Speaker
Describe the added value of the grid for your activity, or the value your tool or service adds for other grid users. This should include the scale of the activity and of the potential user community, and the relevance for other scientific or business applications.
TRENCADIS (Towards a Grid Environment for Computing and Sharing DICOM Objects) is a middleware developed to share and organise medical studies and reports based on ontologies constructed upon the fields of structured reports. It is based on an Open Grid Service Architecture implemented on WSRF to organise coding, access rights and data location for different studies and reports.
This platform enables the users to submit new cases which are automatically organised according to the semantic criteria defined through the Virtual Organisations and groups. The platform provides a virtual data catalogue based on the metadata coming from the evaluation report of the radiologists.
It uses VOMS and distributed encryption for the management of the authorisation, DICOM for the coding of the data and metadata of images and structured reports and GridFTP for file transfer.
Describe the activity, tool or service using or enhancing the EGEE infrastructure or results. A high-level description is needed here (Neither a detailed specialist report nor a list of references is required).
Sharing and organising medical imaging knowledge is a key issue in medical research and training. Evidence-based medicine is also demanding high-quality well-organised knowledge bases to check for second opinion and drive diagnosis.
However, sharing and organising medical imaging data is not straightforward. Trans-organisational sharing of data and knowledge-oriented organisation of studies is a technological and organisational challenge.
Abstracts for online demonstrations must provide a summary of the demo content.
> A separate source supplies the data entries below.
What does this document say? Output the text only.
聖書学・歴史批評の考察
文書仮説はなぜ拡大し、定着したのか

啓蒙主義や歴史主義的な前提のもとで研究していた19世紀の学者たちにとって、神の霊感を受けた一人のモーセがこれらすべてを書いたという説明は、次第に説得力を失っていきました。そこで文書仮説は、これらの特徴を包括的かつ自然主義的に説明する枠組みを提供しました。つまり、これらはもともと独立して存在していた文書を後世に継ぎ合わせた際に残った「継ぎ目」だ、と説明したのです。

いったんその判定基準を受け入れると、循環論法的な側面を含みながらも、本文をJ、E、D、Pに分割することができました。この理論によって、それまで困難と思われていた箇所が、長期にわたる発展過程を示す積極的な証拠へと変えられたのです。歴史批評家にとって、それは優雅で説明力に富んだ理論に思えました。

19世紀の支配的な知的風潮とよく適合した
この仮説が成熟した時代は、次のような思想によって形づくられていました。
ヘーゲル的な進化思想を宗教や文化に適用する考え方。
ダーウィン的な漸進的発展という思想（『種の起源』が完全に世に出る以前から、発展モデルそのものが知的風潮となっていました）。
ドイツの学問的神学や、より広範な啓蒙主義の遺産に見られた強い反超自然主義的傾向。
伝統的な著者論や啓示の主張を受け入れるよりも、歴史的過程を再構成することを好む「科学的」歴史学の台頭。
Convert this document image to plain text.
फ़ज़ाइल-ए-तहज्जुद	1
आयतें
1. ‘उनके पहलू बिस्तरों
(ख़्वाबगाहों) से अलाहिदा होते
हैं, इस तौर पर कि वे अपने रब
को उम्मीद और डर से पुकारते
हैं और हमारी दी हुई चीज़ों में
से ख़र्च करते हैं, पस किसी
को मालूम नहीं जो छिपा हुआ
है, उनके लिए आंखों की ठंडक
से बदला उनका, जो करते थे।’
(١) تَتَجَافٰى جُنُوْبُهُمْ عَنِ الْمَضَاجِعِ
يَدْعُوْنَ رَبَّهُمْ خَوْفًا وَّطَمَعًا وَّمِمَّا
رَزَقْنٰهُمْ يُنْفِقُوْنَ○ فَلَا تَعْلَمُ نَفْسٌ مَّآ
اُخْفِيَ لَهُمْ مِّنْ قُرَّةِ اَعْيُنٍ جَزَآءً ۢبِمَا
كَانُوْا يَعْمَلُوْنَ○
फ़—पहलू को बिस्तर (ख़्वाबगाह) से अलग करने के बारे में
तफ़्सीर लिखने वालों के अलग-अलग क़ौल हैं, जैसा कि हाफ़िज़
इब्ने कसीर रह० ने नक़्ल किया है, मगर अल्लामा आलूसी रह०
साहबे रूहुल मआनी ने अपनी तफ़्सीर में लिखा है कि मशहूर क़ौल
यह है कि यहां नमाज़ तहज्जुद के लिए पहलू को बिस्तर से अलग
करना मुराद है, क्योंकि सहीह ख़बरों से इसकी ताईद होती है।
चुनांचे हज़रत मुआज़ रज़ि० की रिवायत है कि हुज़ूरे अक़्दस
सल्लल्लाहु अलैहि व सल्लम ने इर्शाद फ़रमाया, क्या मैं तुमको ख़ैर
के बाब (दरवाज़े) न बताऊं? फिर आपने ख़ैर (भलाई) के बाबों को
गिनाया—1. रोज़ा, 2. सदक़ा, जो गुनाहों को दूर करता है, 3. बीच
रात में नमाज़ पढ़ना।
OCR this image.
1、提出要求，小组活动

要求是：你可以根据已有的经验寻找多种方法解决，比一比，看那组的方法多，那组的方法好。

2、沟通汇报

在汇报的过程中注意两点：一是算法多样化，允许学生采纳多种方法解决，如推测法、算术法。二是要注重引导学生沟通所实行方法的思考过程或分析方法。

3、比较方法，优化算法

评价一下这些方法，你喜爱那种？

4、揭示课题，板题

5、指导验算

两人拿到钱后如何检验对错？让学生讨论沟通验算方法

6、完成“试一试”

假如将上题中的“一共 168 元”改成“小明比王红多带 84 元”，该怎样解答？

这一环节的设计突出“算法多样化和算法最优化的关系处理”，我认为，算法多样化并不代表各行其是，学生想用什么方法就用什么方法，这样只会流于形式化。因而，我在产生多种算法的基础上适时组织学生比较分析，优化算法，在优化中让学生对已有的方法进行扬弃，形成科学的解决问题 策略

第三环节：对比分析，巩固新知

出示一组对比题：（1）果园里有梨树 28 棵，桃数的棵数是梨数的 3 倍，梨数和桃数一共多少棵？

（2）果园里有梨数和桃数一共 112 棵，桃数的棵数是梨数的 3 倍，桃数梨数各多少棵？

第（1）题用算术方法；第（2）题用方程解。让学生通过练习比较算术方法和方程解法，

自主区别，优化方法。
Places for demos are limited and this summary will be used as part of the selection procedure. Please include the visual impact of the demo and highlight any specific requirements (e.g. network connection). In general, a successful demo is expected to have some supporting material (poster) and be capable of running on a single screen or projector.
Basically, the demo will consist on uploading a (small) DICOM study on the system, writing the DICOM structured report for the semantic annotation, and retrieving images that are alike (in terms of the diagnosis). Images will be shown up to the screen to exemplify how a trainee radiologist could search for additional information to improve or verify his / her diagnosis.
The demo will be supported with a couple of posters describing the architecture and potential features. It will be operated through one laptop connected to a beamer.
The demo will require Internet connection through http, https, GridFTP, FTP protocols and few specific ports open. It will connect to an infrastructure comprised of several TRENCADIS DICOM storage elements and the application servers. The bandwidth should be wide enough to transfer a few megabytes up and down in a few seconds (wired connection preferred).
Report on the impact of the activity, tool or service. This should include a description of how grid technology enabled or enhanced the result, or how you have enabled or enhanced the infrastructure for other users.
Federating medical image repositories is a difficult task since it should be performed without impact on clinical practice. Security, performance and organisational issues have to be taken into account. Data privacy is guaranteed by the pseudoanonimisation and encrypted transmission and storage, and mainly through the fact that only data explicitly shared can be accessed. Performance impact on communications is minimised through the use of distributed storage, which will increase network traffic evenly on the net. Finally, clinical organisation is not adequate for research and training, and content-based organisation improves knowledge discovery. These three issues are mainly achieved through the use of Grid services and technologies.
The key services in the infrastructure, inherited from EGEE, have been the authorisation service and the file transfer. The authorisation service has been extended to deal with encryption and PKI manage multiple administrative domains.